In his article analyzing Barbusse’s biography of Stalin, Andrew Sobanet has discussed how the book was important for the evolution of the Stalin personality cult, and as such, it served as Soviet propaganda. The cult of Lenin had set the precedent; Barbusse wrote, “Stalin is the Lenin of today” (quoted in David-Fox 232). The biography was glaringly uncritical, as it was clear by the time Barbusse wrote Staline that many were forced to work in building the new society, were starving, or had died under the heavy hand of “the man of steel.” Rather, Barbusse humanized him and was instrumental in establishing the myth that Stalin was a humble leader greatly loved by his people (Sobanet 364). Sobanet asks, was this “complicity,” or “gullibility”? (371).

His book Staline determined how Barbusse was viewed in France in the 1930s and the manner in which he was ignored after World War II. At first the book was well-received, and to this day, there are those in France who either overlook his embrace of Stalin or excuse it by saying that Barbusse’s experience from WWI led him to take that terrible path from pacificism to violence for the greater good.
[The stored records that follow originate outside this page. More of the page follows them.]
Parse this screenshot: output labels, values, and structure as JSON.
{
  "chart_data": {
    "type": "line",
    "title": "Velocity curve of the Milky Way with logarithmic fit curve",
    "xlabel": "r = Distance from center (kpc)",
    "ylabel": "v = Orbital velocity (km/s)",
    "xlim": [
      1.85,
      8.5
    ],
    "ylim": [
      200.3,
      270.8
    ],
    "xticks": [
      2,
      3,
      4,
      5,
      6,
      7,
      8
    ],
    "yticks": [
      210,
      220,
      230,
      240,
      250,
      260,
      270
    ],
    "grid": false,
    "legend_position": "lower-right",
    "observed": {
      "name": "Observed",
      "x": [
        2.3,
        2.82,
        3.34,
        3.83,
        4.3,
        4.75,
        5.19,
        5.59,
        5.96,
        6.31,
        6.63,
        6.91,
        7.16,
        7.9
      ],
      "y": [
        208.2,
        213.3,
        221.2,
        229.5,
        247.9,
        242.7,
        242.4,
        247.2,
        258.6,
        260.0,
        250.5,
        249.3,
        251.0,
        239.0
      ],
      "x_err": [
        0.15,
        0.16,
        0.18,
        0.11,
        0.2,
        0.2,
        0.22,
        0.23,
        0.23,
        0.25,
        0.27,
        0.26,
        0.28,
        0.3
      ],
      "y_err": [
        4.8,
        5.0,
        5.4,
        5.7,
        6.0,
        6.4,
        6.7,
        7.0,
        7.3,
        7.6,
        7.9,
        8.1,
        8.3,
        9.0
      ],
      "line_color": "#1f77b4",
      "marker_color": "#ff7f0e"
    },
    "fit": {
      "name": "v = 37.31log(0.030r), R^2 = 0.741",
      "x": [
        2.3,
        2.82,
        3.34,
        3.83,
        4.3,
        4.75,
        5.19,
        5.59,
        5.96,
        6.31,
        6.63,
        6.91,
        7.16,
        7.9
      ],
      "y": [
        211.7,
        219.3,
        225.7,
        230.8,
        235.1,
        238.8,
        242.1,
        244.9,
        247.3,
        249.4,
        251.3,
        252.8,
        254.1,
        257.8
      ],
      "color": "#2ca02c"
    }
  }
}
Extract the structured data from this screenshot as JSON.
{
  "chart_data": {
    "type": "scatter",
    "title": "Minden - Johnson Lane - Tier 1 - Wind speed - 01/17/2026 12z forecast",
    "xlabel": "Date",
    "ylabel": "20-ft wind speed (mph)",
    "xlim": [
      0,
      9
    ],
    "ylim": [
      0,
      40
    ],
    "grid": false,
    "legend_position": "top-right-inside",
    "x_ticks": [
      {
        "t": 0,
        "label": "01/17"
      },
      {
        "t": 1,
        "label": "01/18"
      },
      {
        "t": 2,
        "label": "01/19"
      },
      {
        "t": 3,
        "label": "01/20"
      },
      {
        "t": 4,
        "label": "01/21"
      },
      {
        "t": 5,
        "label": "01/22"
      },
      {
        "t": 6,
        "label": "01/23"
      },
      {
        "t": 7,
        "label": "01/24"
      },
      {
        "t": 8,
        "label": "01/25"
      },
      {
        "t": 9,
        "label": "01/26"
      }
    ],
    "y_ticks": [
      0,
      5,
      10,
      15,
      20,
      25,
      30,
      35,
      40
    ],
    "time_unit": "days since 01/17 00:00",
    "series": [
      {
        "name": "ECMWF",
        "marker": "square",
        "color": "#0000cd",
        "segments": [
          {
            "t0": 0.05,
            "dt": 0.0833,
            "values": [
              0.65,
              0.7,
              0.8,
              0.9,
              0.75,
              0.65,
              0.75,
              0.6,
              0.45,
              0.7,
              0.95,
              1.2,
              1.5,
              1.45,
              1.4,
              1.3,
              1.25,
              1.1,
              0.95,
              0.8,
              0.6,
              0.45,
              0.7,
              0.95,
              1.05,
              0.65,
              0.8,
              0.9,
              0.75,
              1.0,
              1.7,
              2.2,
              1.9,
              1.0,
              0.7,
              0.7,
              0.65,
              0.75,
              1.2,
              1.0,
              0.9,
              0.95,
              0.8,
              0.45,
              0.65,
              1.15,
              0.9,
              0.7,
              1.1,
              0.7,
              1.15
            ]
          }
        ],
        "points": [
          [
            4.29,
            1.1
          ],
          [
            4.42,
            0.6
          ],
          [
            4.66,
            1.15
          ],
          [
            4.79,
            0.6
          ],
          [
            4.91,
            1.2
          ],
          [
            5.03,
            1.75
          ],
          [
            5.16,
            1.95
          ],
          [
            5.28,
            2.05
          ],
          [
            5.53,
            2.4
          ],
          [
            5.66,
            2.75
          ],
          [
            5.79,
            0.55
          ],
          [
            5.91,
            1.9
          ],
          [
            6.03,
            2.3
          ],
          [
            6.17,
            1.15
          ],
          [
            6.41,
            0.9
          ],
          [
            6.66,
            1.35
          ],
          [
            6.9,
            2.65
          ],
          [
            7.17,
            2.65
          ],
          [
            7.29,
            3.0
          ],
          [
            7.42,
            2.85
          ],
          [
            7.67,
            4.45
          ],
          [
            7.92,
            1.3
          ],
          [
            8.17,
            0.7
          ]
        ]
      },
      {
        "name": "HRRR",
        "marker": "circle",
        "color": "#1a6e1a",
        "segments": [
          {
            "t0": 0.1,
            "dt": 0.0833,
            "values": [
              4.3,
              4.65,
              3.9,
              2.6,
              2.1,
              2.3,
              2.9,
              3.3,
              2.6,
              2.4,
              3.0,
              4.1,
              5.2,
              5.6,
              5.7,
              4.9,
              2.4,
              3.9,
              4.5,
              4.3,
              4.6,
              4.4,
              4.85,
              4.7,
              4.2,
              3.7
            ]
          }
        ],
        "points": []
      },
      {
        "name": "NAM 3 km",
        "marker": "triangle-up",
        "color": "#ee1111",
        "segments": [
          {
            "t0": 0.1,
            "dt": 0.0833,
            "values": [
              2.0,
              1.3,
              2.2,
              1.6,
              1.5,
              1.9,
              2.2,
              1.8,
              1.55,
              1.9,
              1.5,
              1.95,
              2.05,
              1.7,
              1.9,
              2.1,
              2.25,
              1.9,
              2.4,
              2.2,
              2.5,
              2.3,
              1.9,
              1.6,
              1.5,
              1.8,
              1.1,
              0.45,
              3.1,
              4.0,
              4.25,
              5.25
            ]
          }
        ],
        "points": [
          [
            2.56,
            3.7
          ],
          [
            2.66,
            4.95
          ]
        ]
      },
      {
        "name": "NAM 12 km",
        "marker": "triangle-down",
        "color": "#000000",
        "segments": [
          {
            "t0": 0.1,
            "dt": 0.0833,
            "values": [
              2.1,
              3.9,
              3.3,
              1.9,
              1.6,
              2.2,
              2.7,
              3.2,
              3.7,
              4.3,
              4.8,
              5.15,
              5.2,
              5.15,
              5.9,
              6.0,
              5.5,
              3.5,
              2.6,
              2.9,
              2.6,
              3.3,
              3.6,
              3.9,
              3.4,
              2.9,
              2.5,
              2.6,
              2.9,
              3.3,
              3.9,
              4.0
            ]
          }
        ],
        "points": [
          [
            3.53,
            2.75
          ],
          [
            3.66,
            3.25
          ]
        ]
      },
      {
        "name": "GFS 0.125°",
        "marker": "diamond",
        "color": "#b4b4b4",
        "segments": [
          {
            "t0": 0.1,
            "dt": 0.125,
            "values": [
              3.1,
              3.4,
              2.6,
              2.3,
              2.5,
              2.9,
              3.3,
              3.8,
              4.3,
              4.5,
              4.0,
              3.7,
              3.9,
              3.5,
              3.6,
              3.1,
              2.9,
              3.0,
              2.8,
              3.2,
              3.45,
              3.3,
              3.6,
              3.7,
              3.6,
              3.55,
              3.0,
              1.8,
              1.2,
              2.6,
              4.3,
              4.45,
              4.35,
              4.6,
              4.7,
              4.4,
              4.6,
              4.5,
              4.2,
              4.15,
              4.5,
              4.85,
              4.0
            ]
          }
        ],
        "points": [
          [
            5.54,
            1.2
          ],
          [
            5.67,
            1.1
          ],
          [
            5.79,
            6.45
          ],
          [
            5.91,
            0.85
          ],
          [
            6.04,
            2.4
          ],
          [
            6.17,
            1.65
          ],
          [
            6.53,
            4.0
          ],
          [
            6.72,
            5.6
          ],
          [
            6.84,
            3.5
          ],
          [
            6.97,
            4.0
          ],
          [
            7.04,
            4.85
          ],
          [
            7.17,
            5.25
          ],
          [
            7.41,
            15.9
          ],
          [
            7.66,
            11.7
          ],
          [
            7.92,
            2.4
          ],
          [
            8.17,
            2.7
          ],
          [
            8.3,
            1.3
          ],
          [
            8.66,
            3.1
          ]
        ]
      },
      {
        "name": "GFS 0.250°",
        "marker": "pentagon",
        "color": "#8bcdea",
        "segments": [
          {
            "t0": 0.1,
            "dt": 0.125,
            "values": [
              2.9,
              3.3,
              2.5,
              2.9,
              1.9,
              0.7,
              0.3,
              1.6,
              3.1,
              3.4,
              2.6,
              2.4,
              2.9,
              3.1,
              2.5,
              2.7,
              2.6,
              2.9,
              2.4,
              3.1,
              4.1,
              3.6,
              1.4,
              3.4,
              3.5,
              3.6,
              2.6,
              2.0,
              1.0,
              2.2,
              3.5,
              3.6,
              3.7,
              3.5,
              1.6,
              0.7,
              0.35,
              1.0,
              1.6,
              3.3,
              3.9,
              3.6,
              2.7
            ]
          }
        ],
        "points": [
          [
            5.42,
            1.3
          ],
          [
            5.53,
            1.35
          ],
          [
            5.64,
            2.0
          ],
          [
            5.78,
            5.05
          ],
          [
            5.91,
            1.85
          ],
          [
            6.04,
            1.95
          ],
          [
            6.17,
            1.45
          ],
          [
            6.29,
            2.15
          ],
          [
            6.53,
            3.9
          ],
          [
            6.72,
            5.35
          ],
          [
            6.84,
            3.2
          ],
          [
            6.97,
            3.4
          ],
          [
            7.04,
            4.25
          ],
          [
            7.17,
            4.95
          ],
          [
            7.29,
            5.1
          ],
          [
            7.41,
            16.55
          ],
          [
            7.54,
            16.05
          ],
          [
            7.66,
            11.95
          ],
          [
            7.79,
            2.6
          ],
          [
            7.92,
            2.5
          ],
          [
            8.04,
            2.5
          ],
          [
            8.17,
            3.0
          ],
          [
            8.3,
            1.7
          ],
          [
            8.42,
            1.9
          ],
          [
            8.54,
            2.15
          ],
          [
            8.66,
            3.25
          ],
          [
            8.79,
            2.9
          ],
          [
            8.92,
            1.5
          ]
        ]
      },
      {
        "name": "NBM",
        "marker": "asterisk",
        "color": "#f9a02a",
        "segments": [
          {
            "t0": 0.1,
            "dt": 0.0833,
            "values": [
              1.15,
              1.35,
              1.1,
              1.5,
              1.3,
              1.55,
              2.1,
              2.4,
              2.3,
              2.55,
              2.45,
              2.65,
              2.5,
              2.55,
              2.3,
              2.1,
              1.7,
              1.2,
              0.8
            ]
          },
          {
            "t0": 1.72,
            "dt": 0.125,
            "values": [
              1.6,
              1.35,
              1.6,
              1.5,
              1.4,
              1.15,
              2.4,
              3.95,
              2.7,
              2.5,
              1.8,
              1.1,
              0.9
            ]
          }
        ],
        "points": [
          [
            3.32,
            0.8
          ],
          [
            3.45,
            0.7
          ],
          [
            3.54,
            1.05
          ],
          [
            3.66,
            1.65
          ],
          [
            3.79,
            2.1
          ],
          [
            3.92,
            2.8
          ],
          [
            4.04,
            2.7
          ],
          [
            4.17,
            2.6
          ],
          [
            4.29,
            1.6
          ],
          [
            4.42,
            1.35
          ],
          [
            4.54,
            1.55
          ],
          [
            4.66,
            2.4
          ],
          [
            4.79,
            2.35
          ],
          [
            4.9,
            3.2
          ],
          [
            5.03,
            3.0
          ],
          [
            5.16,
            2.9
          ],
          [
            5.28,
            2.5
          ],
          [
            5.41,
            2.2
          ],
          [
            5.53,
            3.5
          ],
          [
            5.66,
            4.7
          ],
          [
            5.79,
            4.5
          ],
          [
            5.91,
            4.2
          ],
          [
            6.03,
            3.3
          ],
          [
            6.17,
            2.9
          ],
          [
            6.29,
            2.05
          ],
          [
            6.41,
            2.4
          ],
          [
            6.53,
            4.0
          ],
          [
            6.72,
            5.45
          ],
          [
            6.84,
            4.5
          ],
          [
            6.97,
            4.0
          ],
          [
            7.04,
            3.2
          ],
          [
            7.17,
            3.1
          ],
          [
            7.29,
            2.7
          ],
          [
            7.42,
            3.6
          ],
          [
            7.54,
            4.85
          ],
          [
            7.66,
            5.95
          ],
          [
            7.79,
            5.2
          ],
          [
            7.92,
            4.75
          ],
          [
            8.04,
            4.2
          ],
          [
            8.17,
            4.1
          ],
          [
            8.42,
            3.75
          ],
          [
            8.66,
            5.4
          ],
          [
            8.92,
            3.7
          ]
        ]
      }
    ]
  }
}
But, mostly, Barbusse is now forgotten, no doubt due to his support of Stalin, despite his prominence as a leading French intellectual of the inter-war years (Sobanet 370-371).

On August 30, 1935, Henri Barbusse died of pneumonia in Moscow and was buried in the Père Lachaise Cemetery in Paris. His death was front page news in Paris—he was called the "soldat de la paix” (soldier of peace) (Sobanet 368). The Russian translation of Staline was published the year after Barbusse’s death.

Moscow, People of Note  

Contributor: Eleanor Hight

Works Cited:

Barbusse, Henri.  Le Feu: Journal d'une Escouade. Paris, 1916.

Barbusse, Henri. Staline: Un Monde Nouveau Vu à travers un Homme. Paris, 1935. Paris: Editions L'Harmattan, 2006. Stalin: A New World Seen through One Man. Trans. V. Holland. New York: Macmillan, 1935.

Beckers, Marion and Elisabeth Moortgat. Atelier Lotte Jacobi, Berlin, New York. Berlin: Verborgene Museum, 1997.

David-Fox, Michael. Showcasing the Great Experiment: Cultural Diplomacy and Western Visitors to the Soviet Union, 1921-1941. Oxford University Press, 2012.

Gough, Maria. "Portrait Under Construction: Lotte Jacobi in Soviet Russia and Central Asia." October, vol. 173, 2020, pp. 65-117.

Kotkin, Stephen. Stalin: Volume 2: Waiting for Hitler, 1929-1941. New York: Penguin Press, 2017.